特に、「安土」は織田信長の居城があった場所として有名ですが、「桃山」って具体的にどこを指すのか。「ここだよ!」と、的確に答えられる人って、案外少ないんじゃないでしょうか。
「安土・桃山時代」ってどんな時代?
まず、「安土・桃山時代」がどのような時代だったか、ザックリおさらいしましょう。
安土桃山という時代は、戦国時代の末期から江戸時代が始まるまでの、およそ1573年から1603年頃までを指すのが一般的です。
あの織田信長と豊臣秀吉という二人の英雄が、天下統一に向けて躍動した、ドラマチックな時代という印象があります。時代の把握の苦手な方は、─ 安土桃山時代 イコール 戦国時代の別の呼び方の一つ」という捉え方でも良いでしょう。

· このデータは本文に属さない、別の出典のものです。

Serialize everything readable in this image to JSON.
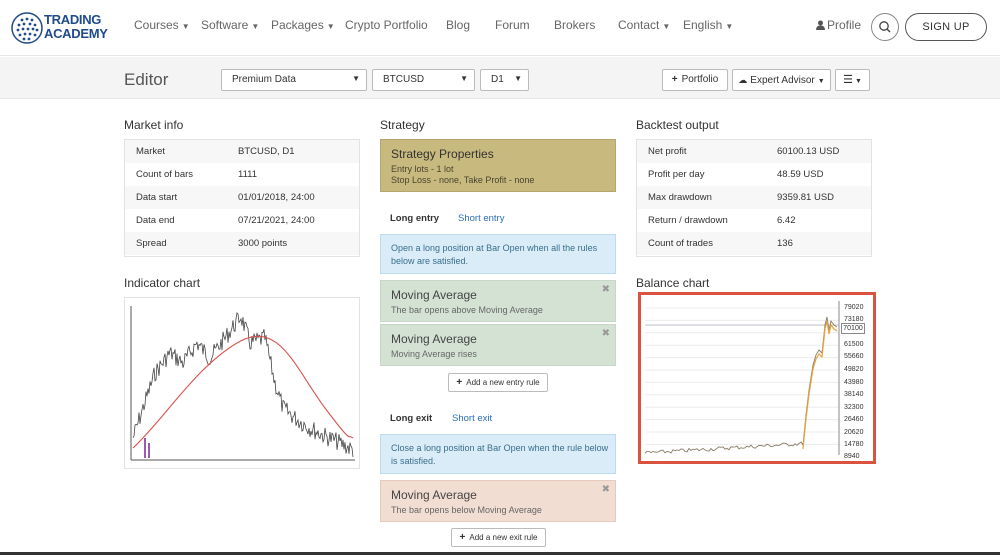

また、「桃山文化」という言葉が生まれたほど、豪華絢爛な文化が花開いたことでも知られる時代でもあります。
「安土」の由来になった場所
では、本題の時代名の由来に入りましょう。
まず「安土」について
「安土」は、比較的多くの方がご存知かもしれません。そう、織田信長が天下統一の拠点として築いた壮大な「安土城」があった場所に由来しています。現在の滋賀県近江八幡市安土町ですね。信長の革新的な政治や文化の中心地となったことから、この時代の名前の一部として使われるようになりました。
今回のメインテーマ「桃山」について
「桃山?どこかの山の名前?」と思う方もいるかもしれませんが、実はこれ、豊臣秀吉が晩年に居城とした「伏見城」のことを指すのだそうです。
「え?伏見城なら、安土・伏見時代ってなるんじゃないの?」と疑問に思いますよね。私も、最初はそう思いました!
なぜ「伏見」ではなく「桃山」なのか?
なぜ「伏見城」なのに「桃山」という名前が時代の名称に使われるようになったのか。ここが面白いポイント
伏見城が築かれた周辺には、たくさんの桃の木が植えられた「桃林」があったからなのだそうです。

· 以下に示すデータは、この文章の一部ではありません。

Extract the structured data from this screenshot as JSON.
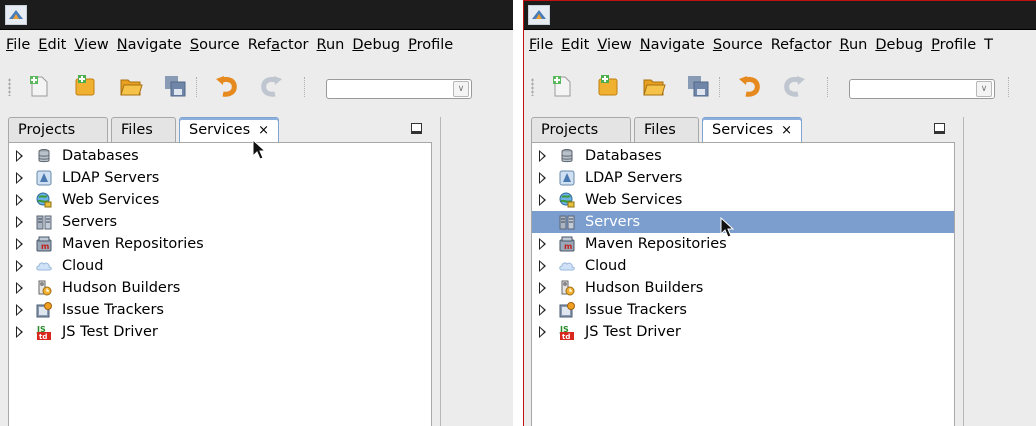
{
  "screens": [
    {
      "menus": [
        "File",
        "Edit",
        "View",
        "Navigate",
        "Source",
        "Refactor",
        "Run",
        "Debug",
        "Profile"
      ],
      "mnemonics": [
        "F",
        "E",
        "V",
        "N",
        "S",
        "a",
        "R",
        "D",
        "P"
      ],
      "tabs": [
        "Projects",
        "Files",
        "Services"
      ],
      "active_tab": "Services",
      "tab_close_glyph": "×",
      "selected_node": "",
      "tree": [
        {
          "label": "Databases",
          "icon": "database-icon"
        },
        {
          "label": "LDAP Servers",
          "icon": "ldap-icon"
        },
        {
          "label": "Web Services",
          "icon": "web-services-icon"
        },
        {
          "label": "Servers",
          "icon": "servers-icon"
        },
        {
          "label": "Maven Repositories",
          "icon": "maven-icon"
        },
        {
          "label": "Cloud",
          "icon": "cloud-icon"
        },
        {
          "label": "Hudson Builders",
          "icon": "hudson-icon"
        },
        {
          "label": "Issue Trackers",
          "icon": "issue-tracker-icon"
        },
        {
          "label": "JS Test Driver",
          "icon": "js-test-driver-icon"
        }
      ]
    },
    {
      "menus": [
        "File",
        "Edit",
        "View",
        "Navigate",
        "Source",
        "Refactor",
        "Run",
        "Debug",
        "Profile",
        "T"
      ],
      "mnemonics": [
        "F",
        "E",
        "V",
        "N",
        "S",
        "a",
        "R",
        "D",
        "P",
        ""
      ],
      "tabs": [
        "Projects",
        "Files",
        "Services"
      ],
      "active_tab": "Services",
      "tab_close_glyph": "×",
      "selected_node": "Servers",
      "tree": [
        {
          "label": "Databases",
          "icon": "database-icon"
        },
        {
          "label": "LDAP Servers",
          "icon": "ldap-icon"
        },
        {
          "label": "Web Services",
          "icon": "web-services-icon"
        },
        {
          "label": "Servers",
          "icon": "servers-icon"
        },
        {
          "label": "Maven Repositories",
          "icon": "maven-icon"
        },
        {
          "label": "Cloud",
          "icon": "cloud-icon"
        },
        {
          "label": "Hudson Builders",
          "icon": "hudson-icon"
        },
        {
          "label": "Issue Trackers",
          "icon": "issue-tracker-icon"
        },
        {
          "label": "JS Test Driver",
          "icon": "js-test-driver-icon"
        }
      ]
    }
  ],
  "toolbar_icons": [
    "new-file-icon",
    "new-project-icon",
    "open-project-icon",
    "save-all-icon",
    "undo-icon",
    "redo-icon"
  ],
  "colors": {
    "title_bar": "#1c1c1c",
    "selection": "#7c9ecf",
    "active_tab_border": "#7fa4d0",
    "window_focus_border": "#c01010"
  }
}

つまり、実際に「桃山」という地名があったのではなく、桃林が山のようにある伏見城とその周辺エリアの景観を指して「桃山」と呼ばれるようになり、それが時代の名称として定着したと考えられます。桃の花が咲き誇る美しい場所だったのかもしれませんね。
「安土・桃山時代」と呼ばれるようになったのは意外と最近?
さらに興味深いのは、「桃山時代」という呼び方がいつから使われるようになったのか、という点です。

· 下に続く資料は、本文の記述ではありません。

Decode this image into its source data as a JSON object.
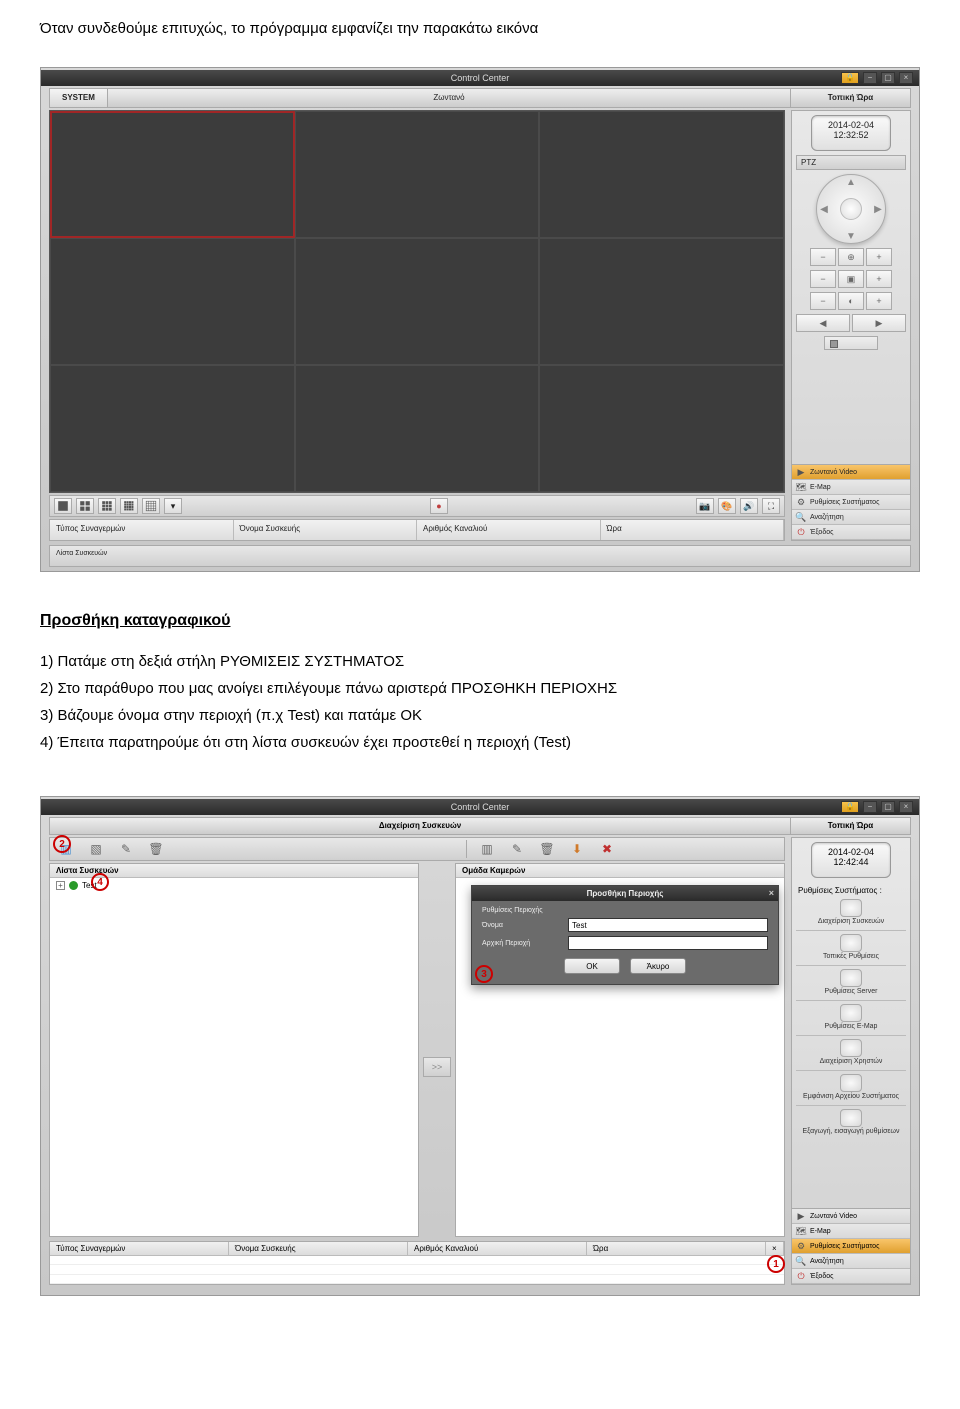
{
  "intro": "Όταν συνδεθούμε επιτυχώς, το πρόγραμμα εμφανίζει την παρακάτω εικόνα",
  "section_heading": "Προσθήκη καταγραφικού",
  "steps": [
    "1) Πατάμε στη δεξιά στήλη ΡΥΘΜΙΣΕΙΣ ΣΥΣΤΗΜΑΤΟΣ",
    "2) Στο παράθυρο που μας ανοίγει επιλέγουμε πάνω αριστερά ΠΡΟΣΘΗΚΗ ΠΕΡΙΟΧΗΣ",
    "3) Βάζουμε όνομα στην περιοχή (π.χ Test) και πατάμε OK",
    "4) Έπειτα παρατηρούμε ότι στη λίστα συσκευών έχει προστεθεί η περιοχή (Test)"
  ],
  "ss1": {
    "title": "Control Center",
    "tab_system": "SYSTEM",
    "tab_live": "Ζωντανό",
    "tab_time": "Τοπική Ώρα",
    "clock_date": "2014-02-04",
    "clock_time": "12:32:52",
    "ptz_label": "PTZ",
    "table_headers": [
      "Τύπος Συναγερμών",
      "Όνομα Συσκευής",
      "Αριθμός Καναλιού",
      "Ώρα"
    ],
    "status": "Λίστα Συσκευών",
    "menu": [
      {
        "label": "Ζωντανό Video",
        "active": true,
        "icon": "play"
      },
      {
        "label": "E-Map",
        "active": false,
        "icon": "map"
      },
      {
        "label": "Ρυθμίσεις Συστήματος",
        "active": false,
        "icon": "gear"
      },
      {
        "label": "Αναζήτηση",
        "active": false,
        "icon": "search"
      },
      {
        "label": "Έξοδος",
        "active": false,
        "icon": "exit"
      }
    ]
  },
  "ss2": {
    "title": "Control Center",
    "main_tab": "Διαχείριση Συσκευών",
    "time_tab": "Τοπική Ώρα",
    "clock_date": "2014-02-04",
    "clock_time": "12:42:44",
    "left_header": "Λίστα Συσκευών",
    "tree_item": "Test",
    "right_header": "Ομάδα Καμερών",
    "mid_btn": ">>",
    "rp_title": "Ρυθμίσεις Συστήματος :",
    "rp_items": [
      "Διαχείριση Συσκευών",
      "Τοπικές Ρυθμίσεις",
      "Ρυθμίσεις Server",
      "Ρυθμίσεις E-Map",
      "Διαχείριση Χρηστών",
      "Εμφάνιση Αρχείου Συστήματος",
      "Εξαγωγή, εισαγωγή ρυθμίσεων"
    ],
    "dialog": {
      "title": "Προσθήκη Περιοχής",
      "section": "Ρυθμίσεις Περιοχής",
      "name_label": "Όνομα",
      "name_value": "Test",
      "parent_label": "Αρχική Περιοχή",
      "ok": "OK",
      "cancel": "Άκυρο"
    },
    "table_headers": [
      "Τύπος Συναγερμών",
      "Όνομα Συσκευής",
      "Αριθμός Καναλιού",
      "Ώρα"
    ],
    "menu": [
      {
        "label": "Ζωντανό Video",
        "active": false,
        "icon": "play"
      },
      {
        "label": "E-Map",
        "active": false,
        "icon": "map"
      },
      {
        "label": "Ρυθμίσεις Συστήματος",
        "active": true,
        "icon": "gear"
      },
      {
        "label": "Αναζήτηση",
        "active": false,
        "icon": "search"
      },
      {
        "label": "Έξοδος",
        "active": false,
        "icon": "exit"
      }
    ],
    "callouts": {
      "c1": "1",
      "c2": "2",
      "c3": "3",
      "c4": "4"
    }
  }
}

「安土・桃山時代」と一般的に呼ばれるようになったのは、実は明治時代以降のことだと解説されています。
つまり、信長や秀吉が生きていた当時に「今は桃山時代だね~」などと言っていたわけではない、ということになります。後世の歴史家たちが、この時代の文化や特徴を捉えて名付けたというわけです。
江戸時代に、伏見城の跡地に桃の木が多く植えられたことから、この地が「桃山」と呼ばれるようになり、それが明治時代以降に学術用語として定着していった、という経緯があるようです。
だから歴史は面白い
普段何気なく使っている歴史用語や時代名にも、意外な背景や面白いエピソードが隠されているものです。
最後までお読みいただき、ありがとうございました!また次回の記事でお会いしましょう。